Qu’en est-il de la tricherie ? Très peu de personnes dans ce pays pensent que l’on peut réussir à un concours sans une intervention ou sans payer quelque chose à quelqu’un. Qui, cadre ou élu de sa région, directeur ou détenteur de la moindre parcelle de pouvoir n’a jamais été sollicité au moins une fois pour intervenir afin de faire gagner à un concours ? Un de mes amis qui travaille à la Haute autorité pour la bonne gouvernance m’a expliqué toutes les sollicitations qu’il reçoit tous les jours afin qu’il intervienne pour l’obtention d’un poste, et son incapacité à faire comprendre à ces personnes que son travail est justement de lutter contre ce genre de pratiques. Nous proclamons partout et tous les jours que nous visons l’excellence. C’est de toutes les façons le seul chemin qui conduit à l’émergence.

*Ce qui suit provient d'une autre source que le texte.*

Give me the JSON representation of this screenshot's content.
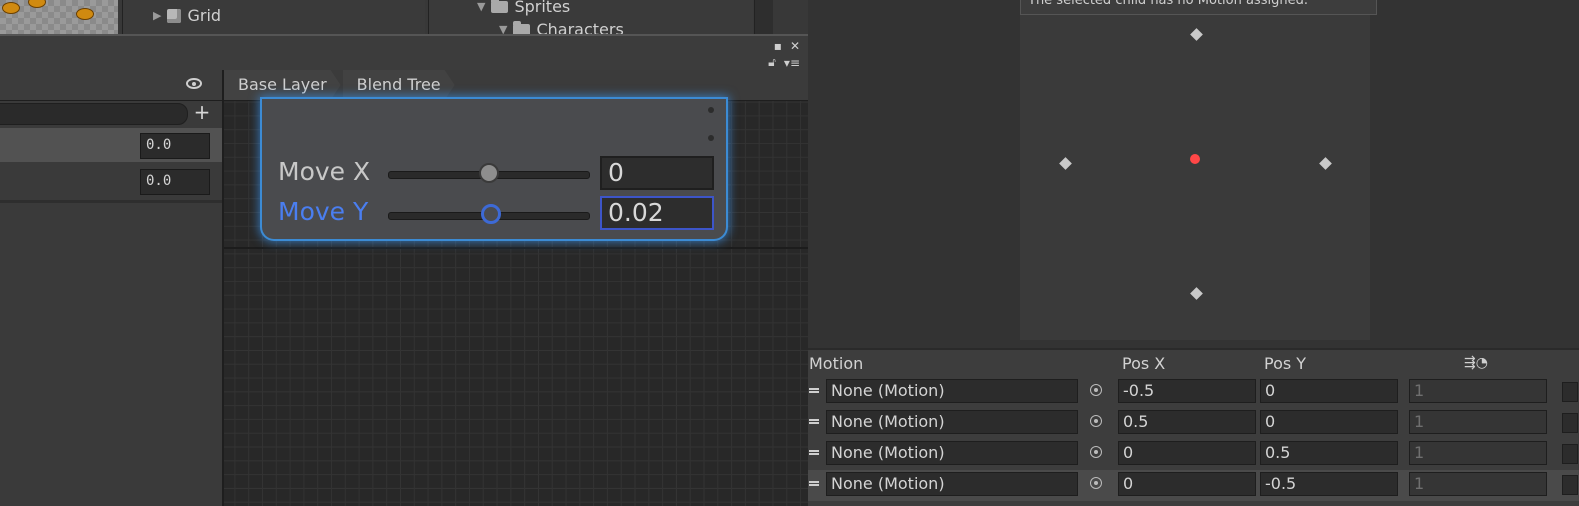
{
  "hierarchy": {
    "items": [
      {
        "label": "Grid"
      }
    ]
  },
  "project": {
    "items": [
      {
        "label": "Sprites"
      },
      {
        "label": "Characters"
      }
    ]
  },
  "animator": {
    "breadcrumb": [
      "Base Layer",
      "Blend Tree"
    ],
    "parameters": [
      {
        "value": "0.0"
      },
      {
        "value": "0.0"
      }
    ],
    "node": {
      "sliders": [
        {
          "label": "Move X",
          "value": "0",
          "fraction": 0.5,
          "active": false
        },
        {
          "label": "Move Y",
          "value": "0.02",
          "fraction": 0.51,
          "active": true
        }
      ]
    }
  },
  "inspector": {
    "message": "The selected child has no Motion assigned.",
    "columns": {
      "motion": "Motion",
      "pos_x": "Pos X",
      "pos_y": "Pos Y"
    },
    "rows": [
      {
        "motion": "None (Motion)",
        "pos_x": "-0.5",
        "pos_y": "0",
        "speed": "1"
      },
      {
        "motion": "None (Motion)",
        "pos_x": "0.5",
        "pos_y": "0",
        "speed": "1"
      },
      {
        "motion": "None (Motion)",
        "pos_x": "0",
        "pos_y": "0.5",
        "speed": "1"
      },
      {
        "motion": "None (Motion)",
        "pos_x": "0",
        "pos_y": "-0.5",
        "speed": "1"
      }
    ]
  },
  "colors": {
    "accent": "#3d6ad6",
    "selection_glow": "#3c8bd4",
    "current_point": "#ff4747"
  },
  "icons": [
    "eye-icon",
    "plus-icon",
    "maximize-icon",
    "close-icon",
    "lock-icon",
    "menu-icon",
    "object-picker-icon",
    "drag-handle-icon",
    "timer-icon",
    "cube-icon",
    "folder-icon"
  ]
}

Mais comme le disait Aimé Césaire, une société qui ruse avec ses propres principes se condamne à mort.
Et la corruption ? Nous avons mis en place plusieurs structures et institutions pour lutter contre ce fléau et nous obtenons de bons résultats, si l’on en juge par les rapports des organismes internationaux qui notent les Etats dans ce domaine. Mais nous avons encore de gros efforts à faire pour être dans les normes acceptables et surtout pour gommer définitivement cette idée colportée par certaines presses, et qui est aussi ancrée dans les esprits de nombreux Ivoiriens, que notre pays est gangréné par la corruption.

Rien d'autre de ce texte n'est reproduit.